Monday, September 10, 2012

A Short History of Baroque Hoedown

   In the late 1960's use of the Moog synthesizer was still relatively new and vastly unheard by the general population.  Electronic pioneers from all over the world were experimenting with these fabulous new toys...not realizing that it would change the way we listen to music forever.  Two of the  pioneers responsible for popularizing this new art was duo Jean-Jacques Perrey and Gershon Kingsley.
Perrey and Kingsley...

    Released in 1967 to significant fanfare was Perrey and Kingsley's album Kaleidoscopic Vibrations: Spotlight on the Moog.  Largely comprised of electronic versions of popular songs, this record also featured a few originals as well.  One such composition was Baroque Hoedown, familiar to most Disney fans as the music from the Main Street Electrical Parade.  

   Used as its main theme since the parades debut at Disneyland in 1972, Baroque Hoedown is described as a harpsichord gone country.  The music has, for many, become just as important as the floats.  Hearing Jack Wagner's voice, all wonky with a vocoder, followed by the bouncy beat of Baroque Hoedown is enough to send most fan boys into a tizzy.  Though, through some loophole in the music industry, the artists themselves didn't realize that their music was used at Disneyland until 1980...eight years after its long run began. 

The original version of Baroque Hoedown (1967)

   Perrey and Kingsley are both alive and active in music.  Embraced by electronic music fanboys, and music snobs all over the world, both continue to play concerts...occasionally playing their most famous hit.  Here is a particularly adorable clip from the old Knitting Factory in NYC from a few years ago...

Adam and I have both played on this stage!!! :)

   I was happy to discover that Baroque Hoedown is only a jumping off point into this fabulous music.
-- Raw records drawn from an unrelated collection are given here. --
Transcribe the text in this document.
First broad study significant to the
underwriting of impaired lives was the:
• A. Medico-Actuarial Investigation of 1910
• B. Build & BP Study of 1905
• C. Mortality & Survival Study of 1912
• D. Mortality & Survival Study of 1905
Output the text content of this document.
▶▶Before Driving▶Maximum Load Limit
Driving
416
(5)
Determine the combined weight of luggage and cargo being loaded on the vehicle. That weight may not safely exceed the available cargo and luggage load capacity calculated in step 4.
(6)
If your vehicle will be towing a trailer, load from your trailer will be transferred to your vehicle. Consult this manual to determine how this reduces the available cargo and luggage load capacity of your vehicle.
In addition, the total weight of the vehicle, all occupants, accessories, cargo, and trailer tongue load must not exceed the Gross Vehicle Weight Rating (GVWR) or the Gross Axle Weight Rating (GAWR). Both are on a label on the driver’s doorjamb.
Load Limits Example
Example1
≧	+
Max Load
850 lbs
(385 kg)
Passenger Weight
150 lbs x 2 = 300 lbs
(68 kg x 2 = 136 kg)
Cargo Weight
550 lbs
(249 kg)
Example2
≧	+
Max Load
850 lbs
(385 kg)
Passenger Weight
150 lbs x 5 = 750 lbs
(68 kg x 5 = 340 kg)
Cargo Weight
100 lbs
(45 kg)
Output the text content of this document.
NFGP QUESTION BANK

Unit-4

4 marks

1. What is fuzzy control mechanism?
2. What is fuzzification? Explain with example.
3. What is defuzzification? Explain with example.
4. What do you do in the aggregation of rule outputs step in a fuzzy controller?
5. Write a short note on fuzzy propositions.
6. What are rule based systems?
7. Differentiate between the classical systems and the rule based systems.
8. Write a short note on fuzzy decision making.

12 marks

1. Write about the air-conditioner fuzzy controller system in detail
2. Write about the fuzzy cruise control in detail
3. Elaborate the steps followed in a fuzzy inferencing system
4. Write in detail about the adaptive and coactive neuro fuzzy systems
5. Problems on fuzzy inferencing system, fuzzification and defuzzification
The Perrey and Kingsley duo produced dozens of wonderful, blippy, fun songs.  If you have an interest they're readily available on iTunes...and totally worth every penny. 


  1. That's completely fascinating! Thanks for taking the time to post the videos. Your blog is one of my favorites-I get excited when I see you have a new post in my feed. :)

  2. Thank you so much for posting this! I remember attending the Electrical Parade's first season at DL and everyone was marveling at the sound and wondering what the main instrument was. I've still got a couple of old MSEP picture disc soundtracks from the park! :)

    Love that last clip: it's so cool to see it being played live. I got all emotional; it's another tune that brings great childhood memories roaring back life.

    I'm off to iTunes! :)

  3. Oh how I love the history of Moog an the MSEP. What a profound impact on music and music history! I remember stalking on a fence, peering between tree branches of the trees of Main Street, USA in DL to view the final procession of the MSEP. I remember it quite vividly. Thank you for the homage.

  4. This is the coolest thing I've seen all week. Awesome!!

  5. Hardcore Beatles fans may recognise one of the later passages of the song as having been used as a joining piece in the 1968 fan club Christmas record, between John and George's contributions (about two and a half minutes into that record). It's on YouTube for those interested.